Acque agitate all’Asp di Enna. Dopo che l’assessorato alla salute ha nominato una sorta di commissione d’inchiesta sono immediatamente arrivate le dimissioni del direttore generale Francesco Iudica, poi “congelate” in serata dopo anche la richiesta dell’assessore Razza.

La decisione dell’assessorato regionale è mirata a verificare i fatti che si sono verificati in provincia di Enna (il riferimento è soprattutto all’Oasi di Troina) e per prospettare al vertice dell’Asp “adeguate soluzioni di supporto e affiancamento”. Sebastiano De Maria e Anna Maria Longhitano sono le persone prescelte per il “gruppo di lavoro” mentre Maria Grazia Furnari, Giuseppe Liberti e Vincenzo Parrinello costituiscono la triade della commissione d’inchiesta.

Iudica ha giudicato questa decisione come una delegittimazione del suo operato e ha diffuso una nota in cui annuncia le dimissioni e si assume “ove ve ne fossero, tutte le responsabilità non avendo nulla da rimproverare alle persone che con generosità, competenza, dedizione hanno consentito che la provincia di Enna potesse mettere a disposizione della popolazione il più alto numero di posti letto Covid in Sicilia e che hanno affrontato in modo magistrale, e di questo sono loro infinitamente grato, le difficoltà di un impatto in nessuna altra Provincia così massivo”.

Dopo nemmeno un’ora è giunta, inaspettata, una nota dell’assessore Ruggero Razza. “Apprezzo molto il gesto di grande signorilità del direttore Iudica. Tuttavia, non ritengo sussistano le ragioni per le sue dimissioni e lo invito formalmente a ritirarle. Di questi tempi, accertare se nella manifestazione di cluster nosocomiali o nella separazione delle aree destinate a pazienti Covid vi sia stato qualche errore o meno assume particolare rilievo: consente, infatti, all’opinione pubblica di sentirsi adeguatamente assistita. Nessuno ha mai dovuto fare i conti con una pandemia e, oggi, la Sicilia sta mostrando di aver fatto scelte giuste, che hanno prodotto effetti positivi. C’è ancora molto da fare e abbiamo assoluto bisogno del lavoro di tutti”.

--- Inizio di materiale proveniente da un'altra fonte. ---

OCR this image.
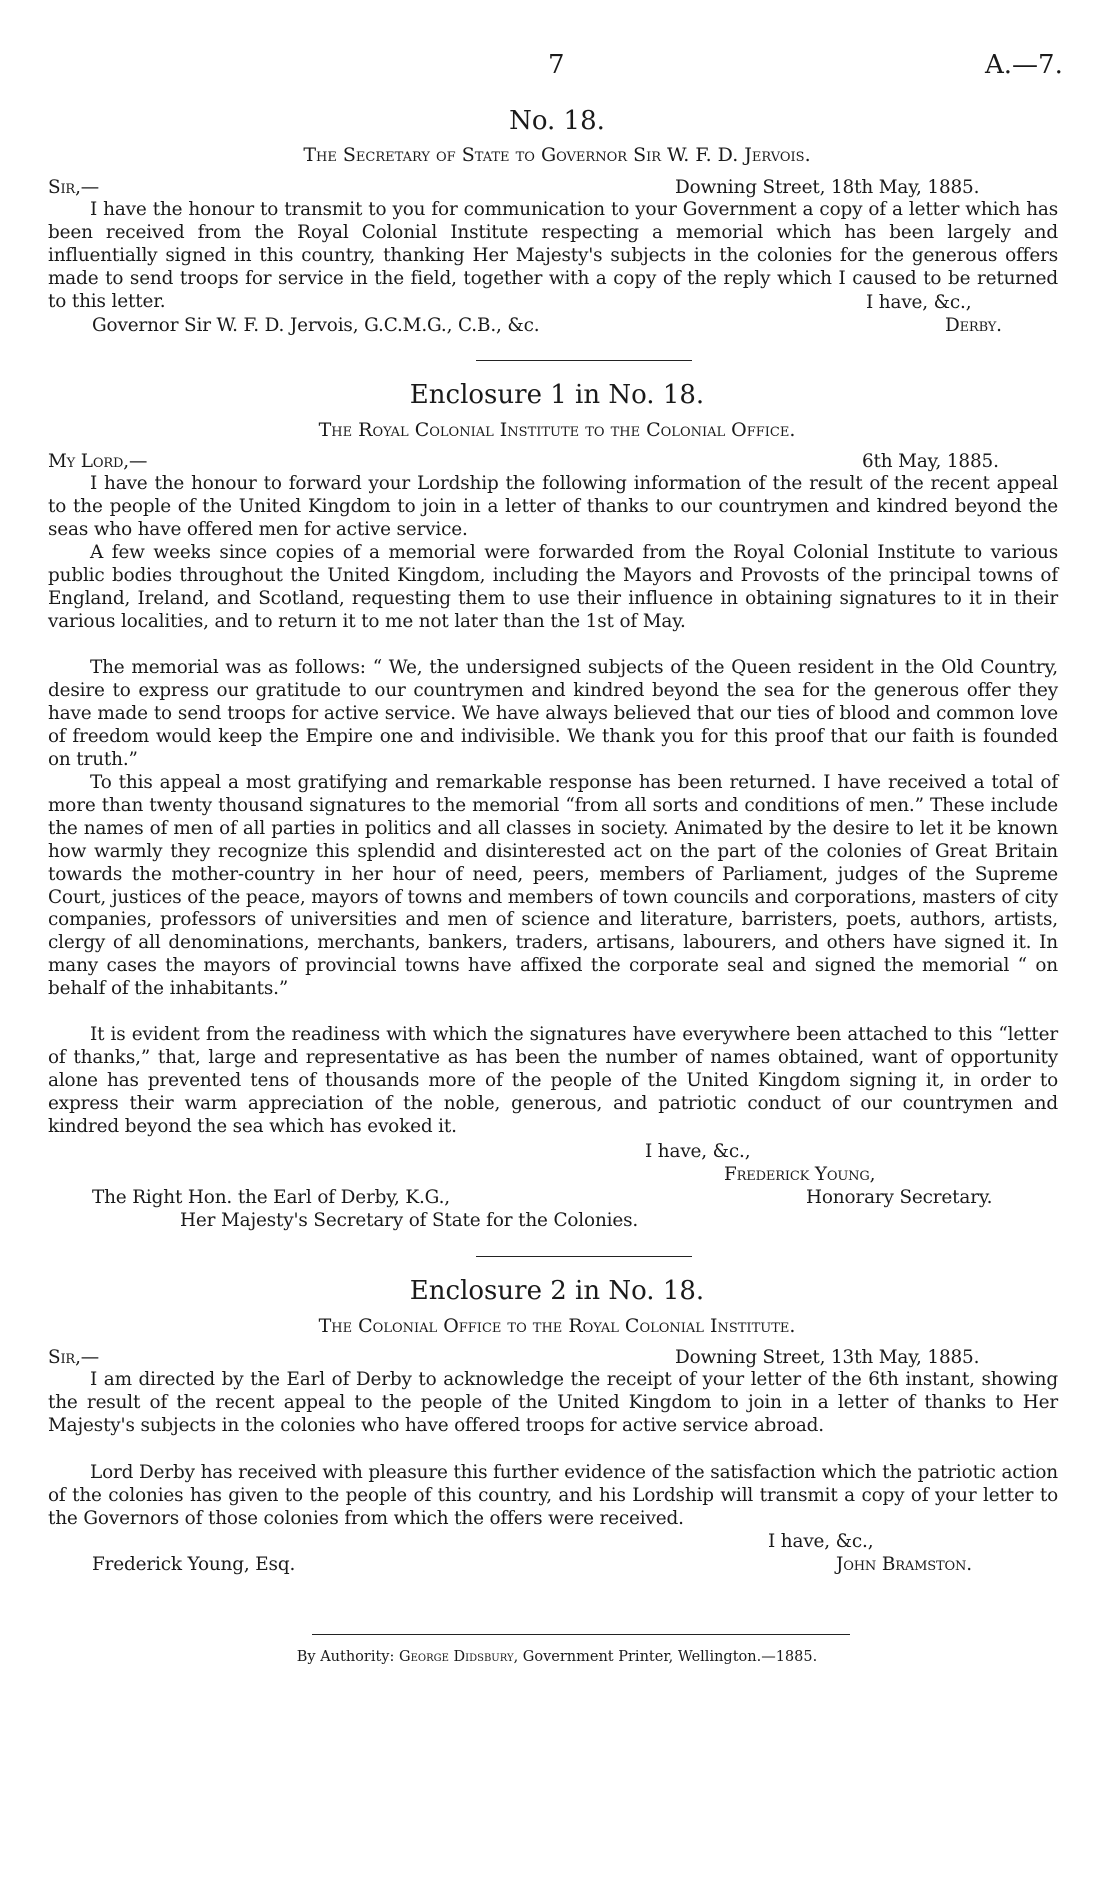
7	A.—7.
No. 18.
The Secretary of State to Governor Sir W. F. D. Jervois.
Sir,—	Downing Street, 18th May, 1885.
I have the honour to transmit to you for communication to your Government a copy of a letter which has been received from the Royal Colonial Institute respecting a memorial which has been largely and influentially signed in this country, thanking Her Majesty's subjects in the colonies for the generous offers made to send troops for service in the field, together with a copy of the reply which I caused to be returned to this letter.	I have, &c.,
Governor Sir W. F. D. Jervois, G.C.M.G., C.B., &c.	Derby.
Enclosure 1 in No. 18.
The Royal Colonial Institute to the Colonial Office.
My Lord,—	6th May, 1885.
I have the honour to forward your Lordship the following information of the result of the recent appeal to the people of the United Kingdom to join in a letter of thanks to our countrymen and kindred beyond the seas who have offered men for active service.
A few weeks since copies of a memorial were forwarded from the Royal Colonial Institute to various public bodies throughout the United Kingdom, including the Mayors and Provosts of the principal towns of England, Ireland, and Scotland, requesting them to use their influence in obtaining signatures to it in their various localities, and to return it to me not later than the 1st of May.
The memorial was as follows: “ We, the undersigned subjects of the Queen resident in the Old Country, desire to express our gratitude to our countrymen and kindred beyond the sea for the generous offer they have made to send troops for active service. We have always believed that our ties of blood and common love of freedom would keep the Empire one and indivisible. We thank you for this proof that our faith is founded on truth.”
To this appeal a most gratifying and remarkable response has been returned. I have received a total of more than twenty thousand signatures to the memorial “from all sorts and conditions of men.” These include the names of men of all parties in politics and all classes in society. Animated by the desire to let it be known how warmly they recognize this splendid and disinterested act on the part of the colonies of Great Britain towards the mother-country in her hour of need, peers, members of Parliament, judges of the Supreme Court, justices of the peace, mayors of towns and members of town councils and corporations, masters of city companies, professors of universities and men of science and literature, barristers, poets, authors, artists, clergy of all denominations, merchants, bankers, traders, artisans, labourers, and others have signed it. In many cases the mayors of provincial towns have affixed the corporate seal and signed the memorial “ on behalf of the inhabitants.”
It is evident from the readiness with which the signatures have everywhere been attached to this “letter of thanks,” that, large and representative as has been the number of names obtained, want of opportunity alone has prevented tens of thousands more of the people of the United Kingdom signing it, in order to express their warm appreciation of the noble, generous, and patriotic conduct of our countrymen and kindred beyond the sea which has evoked it.
I have, &c.,
Frederick Young,
The Right Hon. the Earl of Derby, K.G.,	Honorary Secretary.
Her Majesty's Secretary of State for the Colonies.
Enclosure 2 in No. 18.
The Colonial Office to the Royal Colonial Institute.
Sir,—	Downing Street, 13th May, 1885.
I am directed by the Earl of Derby to acknowledge the receipt of your letter of the 6th instant, showing the result of the recent appeal to the people of the United Kingdom to join in a letter of thanks to Her Majesty's subjects in the colonies who have offered troops for active service abroad.
Lord Derby has received with pleasure this further evidence of the satisfaction which the patriotic action of the colonies has given to the people of this country, and his Lordship will transmit a copy of your letter to the Governors of those colonies from which the offers were received.
I have, &c.,
Frederick Young, Esq.	John Bramston.
By Authority: George Didsbury, Government Printer, Wellington.—1885.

E in serata Iudica ha “congelato” le dimissioni. “Le mie dimissioni più che ritirate sono congelate. Per senso del dovere ho rassegnato le mie dimissioni all’assessore, l’ho fatto per rispettare la libertà di azione delle commissioni ma sopratutto per tutelare la dignità dei ragazzi che lavorano in Asp e che per me sono stati Maestri di dedizione. Continuando a lavorare con non meno impegno di quello speso fino ad oggi, attenderò l’esito delle risultanze della commissione d’inchiesta, al quale conformerò le mie decisioni”.